I have thousand of text files which store daily inventory info.
Each file is around 5 MBytes, so there's aound 7 GBytes of text data currently.
I want to sort them into database.

Each of the file stores a single day info, there are 1,000 products in a file,
each product may keep stock in 200 companies, each company got different product inventory.

If I just need to store just one day info, I can create a table
say 1000 row(product) x 200 column(company) got 200,000 cells which storing the inventory info.
It seems it's not properly for a table to contains 200 column, and my another problem
is how is the design to store more than 1 day info.

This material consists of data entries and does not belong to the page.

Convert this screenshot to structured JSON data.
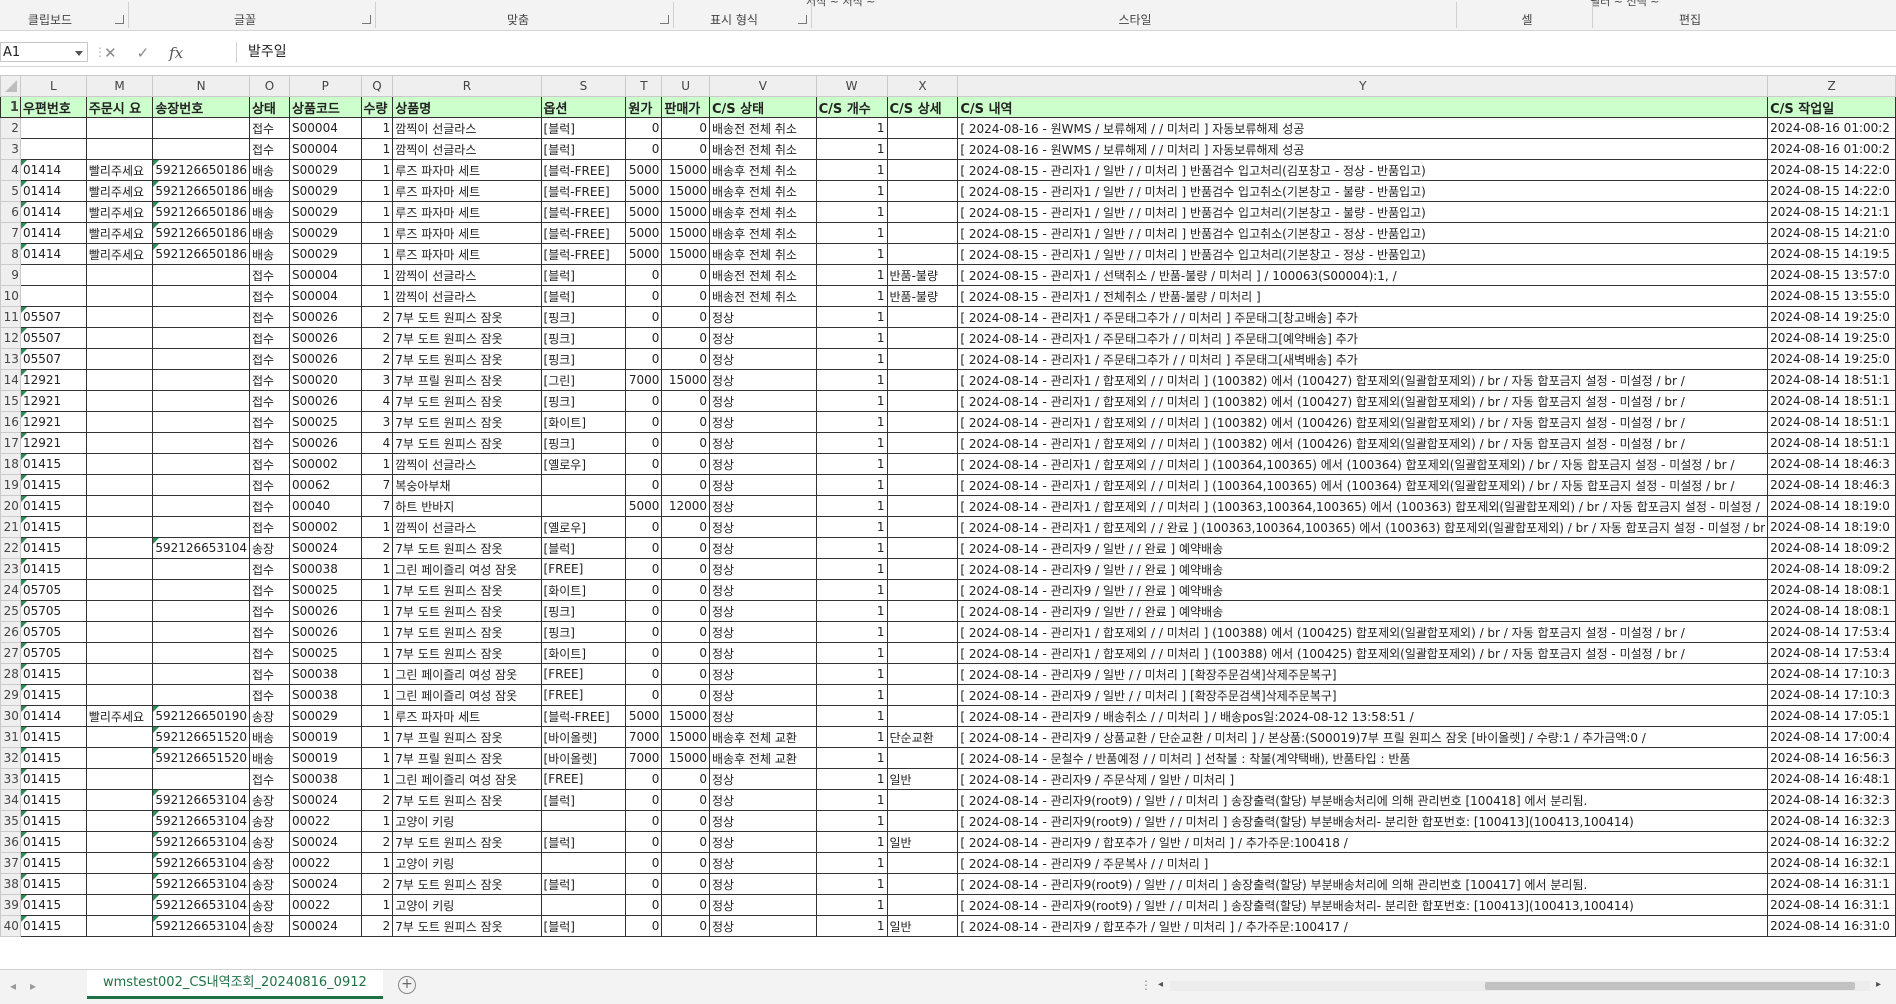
{
  "ribbon": {
    "groups": [
      "클립보드",
      "글꼴",
      "맞춤",
      "표시 형식",
      "스타일",
      "셀",
      "편집"
    ],
    "clipped_top": [
      "서식 ~ 서식 ~",
      "필터 ~ 선택 ~"
    ]
  },
  "formula_bar": {
    "cell_ref": "A1",
    "value": "발주일",
    "icons": [
      "cancel-icon",
      "enter-icon",
      "function-icon"
    ]
  },
  "columns": [
    "L",
    "M",
    "N",
    "O",
    "P",
    "Q",
    "R",
    "S",
    "T",
    "U",
    "V",
    "W",
    "X",
    "Y",
    "Z"
  ],
  "header_row": [
    "우편번호",
    "주문시 요",
    "송장번호",
    "상태",
    "상품코드",
    "수량",
    "상품명",
    "옵션",
    "원가",
    "판매가",
    "C/S 상태",
    "C/S 개수",
    "C/S 상세",
    "C/S 내역",
    "C/S 작업일"
  ],
  "rows": [
    {
      "n": "2",
      "cells": [
        "",
        "",
        "",
        "접수",
        "S00004",
        "1",
        "깜찍이 선글라스",
        "[블럭]",
        "0",
        "0",
        "배송전 전체 취소",
        "1",
        "",
        "[ 2024-08-16 - 원WMS / 보류해제 / / 미처리 ] 자동보류해제 성공",
        "2024-08-16 01:00:2"
      ]
    },
    {
      "n": "3",
      "cells": [
        "",
        "",
        "",
        "접수",
        "S00004",
        "1",
        "깜찍이 선글라스",
        "[블럭]",
        "0",
        "0",
        "배송전 전체 취소",
        "1",
        "",
        "[ 2024-08-16 - 원WMS / 보류해제 / / 미처리 ] 자동보류해제 성공",
        "2024-08-16 01:00:2"
      ]
    },
    {
      "n": "4",
      "cells": [
        "01414",
        "빨리주세요",
        "592126650186",
        "배송",
        "S00029",
        "1",
        "루즈 파자마 세트",
        "[블럭-FREE]",
        "5000",
        "15000",
        "배송후 전체 취소",
        "1",
        "",
        "[ 2024-08-15 - 관리자1 / 일반 / / 미처리 ] 반품검수 입고처리(김포창고 - 정상 - 반품입고)",
        "2024-08-15 14:22:0"
      ]
    },
    {
      "n": "5",
      "cells": [
        "01414",
        "빨리주세요",
        "592126650186",
        "배송",
        "S00029",
        "1",
        "루즈 파자마 세트",
        "[블럭-FREE]",
        "5000",
        "15000",
        "배송후 전체 취소",
        "1",
        "",
        "[ 2024-08-15 - 관리자1 / 일반 / / 미처리 ] 반품검수 입고취소(기본창고 - 불량 - 반품입고)",
        "2024-08-15 14:22:0"
      ]
    },
    {
      "n": "6",
      "cells": [
        "01414",
        "빨리주세요",
        "592126650186",
        "배송",
        "S00029",
        "1",
        "루즈 파자마 세트",
        "[블럭-FREE]",
        "5000",
        "15000",
        "배송후 전체 취소",
        "1",
        "",
        "[ 2024-08-15 - 관리자1 / 일반 / / 미처리 ] 반품검수 입고처리(기본창고 - 불량 - 반품입고)",
        "2024-08-15 14:21:1"
      ]
    },
    {
      "n": "7",
      "cells": [
        "01414",
        "빨리주세요",
        "592126650186",
        "배송",
        "S00029",
        "1",
        "루즈 파자마 세트",
        "[블럭-FREE]",
        "5000",
        "15000",
        "배송후 전체 취소",
        "1",
        "",
        "[ 2024-08-15 - 관리자1 / 일반 / / 미처리 ] 반품검수 입고취소(기본창고 - 정상 - 반품입고)",
        "2024-08-15 14:21:0"
      ]
    },
    {
      "n": "8",
      "cells": [
        "01414",
        "빨리주세요",
        "592126650186",
        "배송",
        "S00029",
        "1",
        "루즈 파자마 세트",
        "[블럭-FREE]",
        "5000",
        "15000",
        "배송후 전체 취소",
        "1",
        "",
        "[ 2024-08-15 - 관리자1 / 일반 / / 미처리 ] 반품검수 입고처리(기본창고 - 정상 - 반품입고)",
        "2024-08-15 14:19:5"
      ]
    },
    {
      "n": "9",
      "cells": [
        "",
        "",
        "",
        "접수",
        "S00004",
        "1",
        "깜찍이 선글라스",
        "[블럭]",
        "0",
        "0",
        "배송전 전체 취소",
        "1",
        "반품-불량",
        "[ 2024-08-15 - 관리자1 / 선택취소 / 반품-불량 / 미처리 ] / 100063(S00004):1, /",
        "2024-08-15 13:57:0"
      ]
    },
    {
      "n": "10",
      "cells": [
        "",
        "",
        "",
        "접수",
        "S00004",
        "1",
        "깜찍이 선글라스",
        "[블럭]",
        "0",
        "0",
        "배송전 전체 취소",
        "1",
        "반품-불량",
        "[ 2024-08-15 - 관리자1 / 전체취소 / 반품-불량 / 미처리 ]",
        "2024-08-15 13:55:0"
      ]
    },
    {
      "n": "11",
      "cells": [
        "05507",
        "",
        "",
        "접수",
        "S00026",
        "2",
        "7부 도트 원피스 잠옷",
        "[핑크]",
        "0",
        "0",
        "정상",
        "1",
        "",
        "[ 2024-08-14 - 관리자1 / 주문태그추가 / / 미처리 ] 주문태그[창고배송] 추가",
        "2024-08-14 19:25:0"
      ]
    },
    {
      "n": "12",
      "cells": [
        "05507",
        "",
        "",
        "접수",
        "S00026",
        "2",
        "7부 도트 원피스 잠옷",
        "[핑크]",
        "0",
        "0",
        "정상",
        "1",
        "",
        "[ 2024-08-14 - 관리자1 / 주문태그추가 / / 미처리 ] 주문태그[예약배송] 추가",
        "2024-08-14 19:25:0"
      ]
    },
    {
      "n": "13",
      "cells": [
        "05507",
        "",
        "",
        "접수",
        "S00026",
        "2",
        "7부 도트 원피스 잠옷",
        "[핑크]",
        "0",
        "0",
        "정상",
        "1",
        "",
        "[ 2024-08-14 - 관리자1 / 주문태그추가 / / 미처리 ] 주문태그[새벽배송] 추가",
        "2024-08-14 19:25:0"
      ]
    },
    {
      "n": "14",
      "cells": [
        "12921",
        "",
        "",
        "접수",
        "S00020",
        "3",
        "7부 프릴 원피스 잠옷",
        "[그린]",
        "7000",
        "15000",
        "정상",
        "1",
        "",
        "[ 2024-08-14 - 관리자1 / 합포제외 / / 미처리 ] (100382) 에서 (100427) 합포제외(일괄합포제외) / br / 자동 합포금지 설정 - 미설정 / br /",
        "2024-08-14 18:51:1"
      ]
    },
    {
      "n": "15",
      "cells": [
        "12921",
        "",
        "",
        "접수",
        "S00026",
        "4",
        "7부 도트 원피스 잠옷",
        "[핑크]",
        "0",
        "0",
        "정상",
        "1",
        "",
        "[ 2024-08-14 - 관리자1 / 합포제외 / / 미처리 ] (100382) 에서 (100427) 합포제외(일괄합포제외) / br / 자동 합포금지 설정 - 미설정 / br /",
        "2024-08-14 18:51:1"
      ]
    },
    {
      "n": "16",
      "cells": [
        "12921",
        "",
        "",
        "접수",
        "S00025",
        "3",
        "7부 도트 원피스 잠옷",
        "[화이트]",
        "0",
        "0",
        "정상",
        "1",
        "",
        "[ 2024-08-14 - 관리자1 / 합포제외 / / 미처리 ] (100382) 에서 (100426) 합포제외(일괄합포제외) / br / 자동 합포금지 설정 - 미설정 / br /",
        "2024-08-14 18:51:1"
      ]
    },
    {
      "n": "17",
      "cells": [
        "12921",
        "",
        "",
        "접수",
        "S00026",
        "4",
        "7부 도트 원피스 잠옷",
        "[핑크]",
        "0",
        "0",
        "정상",
        "1",
        "",
        "[ 2024-08-14 - 관리자1 / 합포제외 / / 미처리 ] (100382) 에서 (100426) 합포제외(일괄합포제외) / br / 자동 합포금지 설정 - 미설정 / br /",
        "2024-08-14 18:51:1"
      ]
    },
    {
      "n": "18",
      "cells": [
        "01415",
        "",
        "",
        "접수",
        "S00002",
        "1",
        "깜찍이 선글라스",
        "[옐로우]",
        "0",
        "0",
        "정상",
        "1",
        "",
        "[ 2024-08-14 - 관리자1 / 합포제외 / / 미처리 ] (100364,100365) 에서 (100364) 합포제외(일괄합포제외) / br / 자동 합포금지 설정 - 미설정 / br /",
        "2024-08-14 18:46:3"
      ]
    },
    {
      "n": "19",
      "cells": [
        "01415",
        "",
        "",
        "접수",
        "00062",
        "7",
        "복숭아부채",
        "",
        "0",
        "0",
        "정상",
        "1",
        "",
        "[ 2024-08-14 - 관리자1 / 합포제외 / / 미처리 ] (100364,100365) 에서 (100364) 합포제외(일괄합포제외) / br / 자동 합포금지 설정 - 미설정 / br /",
        "2024-08-14 18:46:3"
      ]
    },
    {
      "n": "20",
      "cells": [
        "01415",
        "",
        "",
        "접수",
        "00040",
        "7",
        "하트 반바지",
        "",
        "5000",
        "12000",
        "정상",
        "1",
        "",
        "[ 2024-08-14 - 관리자1 / 합포제외 / / 미처리 ] (100363,100364,100365) 에서 (100363) 합포제외(일괄합포제외) / br / 자동 합포금지 설정 - 미설정 /",
        "2024-08-14 18:19:0"
      ]
    },
    {
      "n": "21",
      "cells": [
        "01415",
        "",
        "",
        "접수",
        "S00002",
        "1",
        "깜찍이 선글라스",
        "[옐로우]",
        "0",
        "0",
        "정상",
        "1",
        "",
        "[ 2024-08-14 - 관리자1 / 합포제외 / / 완료 ] (100363,100364,100365) 에서 (100363) 합포제외(일괄합포제외) / br / 자동 합포금지 설정 - 미설정 / br",
        "2024-08-14 18:19:0"
      ]
    },
    {
      "n": "22",
      "cells": [
        "01415",
        "",
        "592126653104",
        "송장",
        "S00024",
        "2",
        "7부 도트 원피스 잠옷",
        "[블럭]",
        "0",
        "0",
        "정상",
        "1",
        "",
        "[ 2024-08-14 - 관리자9 / 일반 / / 완료 ] 예약배송",
        "2024-08-14 18:09:2"
      ]
    },
    {
      "n": "23",
      "cells": [
        "01415",
        "",
        "",
        "접수",
        "S00038",
        "1",
        "그린 페이즐리 여성 잠옷",
        "[FREE]",
        "0",
        "0",
        "정상",
        "1",
        "",
        "[ 2024-08-14 - 관리자9 / 일반 / / 완료 ] 예약배송",
        "2024-08-14 18:09:2"
      ]
    },
    {
      "n": "24",
      "cells": [
        "05705",
        "",
        "",
        "접수",
        "S00025",
        "1",
        "7부 도트 원피스 잠옷",
        "[화이트]",
        "0",
        "0",
        "정상",
        "1",
        "",
        "[ 2024-08-14 - 관리자9 / 일반 / / 완료 ] 예약배송",
        "2024-08-14 18:08:1"
      ]
    },
    {
      "n": "25",
      "cells": [
        "05705",
        "",
        "",
        "접수",
        "S00026",
        "1",
        "7부 도트 원피스 잠옷",
        "[핑크]",
        "0",
        "0",
        "정상",
        "1",
        "",
        "[ 2024-08-14 - 관리자9 / 일반 / / 완료 ] 예약배송",
        "2024-08-14 18:08:1"
      ]
    },
    {
      "n": "26",
      "cells": [
        "05705",
        "",
        "",
        "접수",
        "S00026",
        "1",
        "7부 도트 원피스 잠옷",
        "[핑크]",
        "0",
        "0",
        "정상",
        "1",
        "",
        "[ 2024-08-14 - 관리자1 / 합포제외 / / 미처리 ] (100388) 에서 (100425) 합포제외(일괄합포제외) / br / 자동 합포금지 설정 - 미설정 / br /",
        "2024-08-14 17:53:4"
      ]
    },
    {
      "n": "27",
      "cells": [
        "05705",
        "",
        "",
        "접수",
        "S00025",
        "1",
        "7부 도트 원피스 잠옷",
        "[화이트]",
        "0",
        "0",
        "정상",
        "1",
        "",
        "[ 2024-08-14 - 관리자1 / 합포제외 / / 미처리 ] (100388) 에서 (100425) 합포제외(일괄합포제외) / br / 자동 합포금지 설정 - 미설정 / br /",
        "2024-08-14 17:53:4"
      ]
    },
    {
      "n": "28",
      "cells": [
        "01415",
        "",
        "",
        "접수",
        "S00038",
        "1",
        "그린 페이즐리 여성 잠옷",
        "[FREE]",
        "0",
        "0",
        "정상",
        "1",
        "",
        "[ 2024-08-14 - 관리자9 / 일반 / / 미처리 ] [확장주문검색]삭제주문복구]",
        "2024-08-14 17:10:3"
      ]
    },
    {
      "n": "29",
      "cells": [
        "01415",
        "",
        "",
        "접수",
        "S00038",
        "1",
        "그린 페이즐리 여성 잠옷",
        "[FREE]",
        "0",
        "0",
        "정상",
        "1",
        "",
        "[ 2024-08-14 - 관리자9 / 일반 / / 미처리 ] [확장주문검색]삭제주문복구]",
        "2024-08-14 17:10:3"
      ]
    },
    {
      "n": "30",
      "cells": [
        "01414",
        "빨리주세요",
        "592126650190",
        "송장",
        "S00029",
        "1",
        "루즈 파자마 세트",
        "[블럭-FREE]",
        "5000",
        "15000",
        "정상",
        "1",
        "",
        "[ 2024-08-14 - 관리자9 / 배송취소 / / 미처리 ] / 배송pos일:2024-08-12 13:58:51 /",
        "2024-08-14 17:05:1"
      ]
    },
    {
      "n": "31",
      "cells": [
        "01415",
        "",
        "592126651520",
        "배송",
        "S00019",
        "1",
        "7부 프릴 원피스 잠옷",
        "[바이올렛]",
        "7000",
        "15000",
        "배송후 전체 교환",
        "1",
        "단순교환",
        "[ 2024-08-14 - 관리자9 / 상품교환 / 단순교환 / 미처리 ] / 본상품:(S00019)7부 프릴 원피스 잠옷 [바이올렛] / 수량:1 / 추가금액:0 /",
        "2024-08-14 17:00:4"
      ]
    },
    {
      "n": "32",
      "cells": [
        "01415",
        "",
        "592126651520",
        "배송",
        "S00019",
        "1",
        "7부 프릴 원피스 잠옷",
        "[바이올렛]",
        "7000",
        "15000",
        "배송후 전체 교환",
        "1",
        "",
        "[ 2024-08-14 - 문철수 / 반품예정 / / 미처리 ] 선착불 : 착불(계약택배), 반품타입 : 반품",
        "2024-08-14 16:56:3"
      ]
    },
    {
      "n": "33",
      "cells": [
        "01415",
        "",
        "",
        "접수",
        "S00038",
        "1",
        "그린 페이즐리 여성 잠옷",
        "[FREE]",
        "0",
        "0",
        "정상",
        "1",
        "일반",
        "[ 2024-08-14 - 관리자9 / 주문삭제 / 일반 / 미처리 ]",
        "2024-08-14 16:48:1"
      ]
    },
    {
      "n": "34",
      "cells": [
        "01415",
        "",
        "592126653104",
        "송장",
        "S00024",
        "2",
        "7부 도트 원피스 잠옷",
        "[블럭]",
        "0",
        "0",
        "정상",
        "1",
        "",
        "[ 2024-08-14 - 관리자9(root9) / 일반 / / 미처리 ] 송장출력(할당) 부분배송처리에 의해 관리번호 [100418] 에서 분리됨.",
        "2024-08-14 16:32:3"
      ]
    },
    {
      "n": "35",
      "cells": [
        "01415",
        "",
        "592126653104",
        "송장",
        "00022",
        "1",
        "고양이 키링",
        "",
        "0",
        "0",
        "정상",
        "1",
        "",
        "[ 2024-08-14 - 관리자9(root9) / 일반 / / 미처리 ] 송장출력(할당) 부분배송처리- 분리한 합포번호: [100413](100413,100414)",
        "2024-08-14 16:32:3"
      ]
    },
    {
      "n": "36",
      "cells": [
        "01415",
        "",
        "592126653104",
        "송장",
        "S00024",
        "2",
        "7부 도트 원피스 잠옷",
        "[블럭]",
        "0",
        "0",
        "정상",
        "1",
        "일반",
        "[ 2024-08-14 - 관리자9 / 합포추가 / 일반 / 미처리 ] / 추가주문:100418 /",
        "2024-08-14 16:32:2"
      ]
    },
    {
      "n": "37",
      "cells": [
        "01415",
        "",
        "592126653104",
        "송장",
        "00022",
        "1",
        "고양이 키링",
        "",
        "0",
        "0",
        "정상",
        "1",
        "",
        "[ 2024-08-14 - 관리자9 / 주문복사 / / 미처리 ]",
        "2024-08-14 16:32:1"
      ]
    },
    {
      "n": "38",
      "cells": [
        "01415",
        "",
        "592126653104",
        "송장",
        "S00024",
        "2",
        "7부 도트 원피스 잠옷",
        "[블럭]",
        "0",
        "0",
        "정상",
        "1",
        "",
        "[ 2024-08-14 - 관리자9(root9) / 일반 / / 미처리 ] 송장출력(할당) 부분배송처리에 의해 관리번호 [100417] 에서 분리됨.",
        "2024-08-14 16:31:1"
      ]
    },
    {
      "n": "39",
      "cells": [
        "01415",
        "",
        "592126653104",
        "송장",
        "00022",
        "1",
        "고양이 키링",
        "",
        "0",
        "0",
        "정상",
        "1",
        "",
        "[ 2024-08-14 - 관리자9(root9) / 일반 / / 미처리 ] 송장출력(할당) 부분배송처리- 분리한 합포번호: [100413](100413,100414)",
        "2024-08-14 16:31:1"
      ]
    },
    {
      "n": "40",
      "cells": [
        "01415",
        "",
        "592126653104",
        "송장",
        "S00024",
        "2",
        "7부 도트 원피스 잠옷",
        "[블럭]",
        "0",
        "0",
        "정상",
        "1",
        "일반",
        "[ 2024-08-14 - 관리자9 / 합포추가 / 일반 / 미처리 ] / 추가주문:100417 /",
        "2024-08-14 16:31:0"
      ]
    }
  ],
  "row_header_first": "1",
  "sheet_tab": "wmstest002_CS내역조회_20240816_0912",
  "colors": {
    "header_fill": "#ccffcc",
    "tab_accent": "#1e7145",
    "error_triangle": "#2e8b57"
  }
}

My target is, all the data will present in graphic type info, lines or bars,
and which can sort data in two ways: 1)trace the inventory trend of a product, or 2)trace the inventory trend of a company.

Anyone can help?

At this point, I have 2 plans:
1) Each day insert 200,000 records into a table, each record contain date/product/company/inventory,
so it will have 300,000,000 records up to now, sounds terrible... (or is it the usual case? )
2) It will have two tables(for tracing issues):
Table Product - each day insert 1000 records, each record contain date/product/[a string contain 200 company's inventory]
Table Company - each day insert 200 records, each record contain date/company/[a string contain 1000 product's inventory]
& it need do some programming to extract the string on-the-fly.

Is there any better solution? Thanks.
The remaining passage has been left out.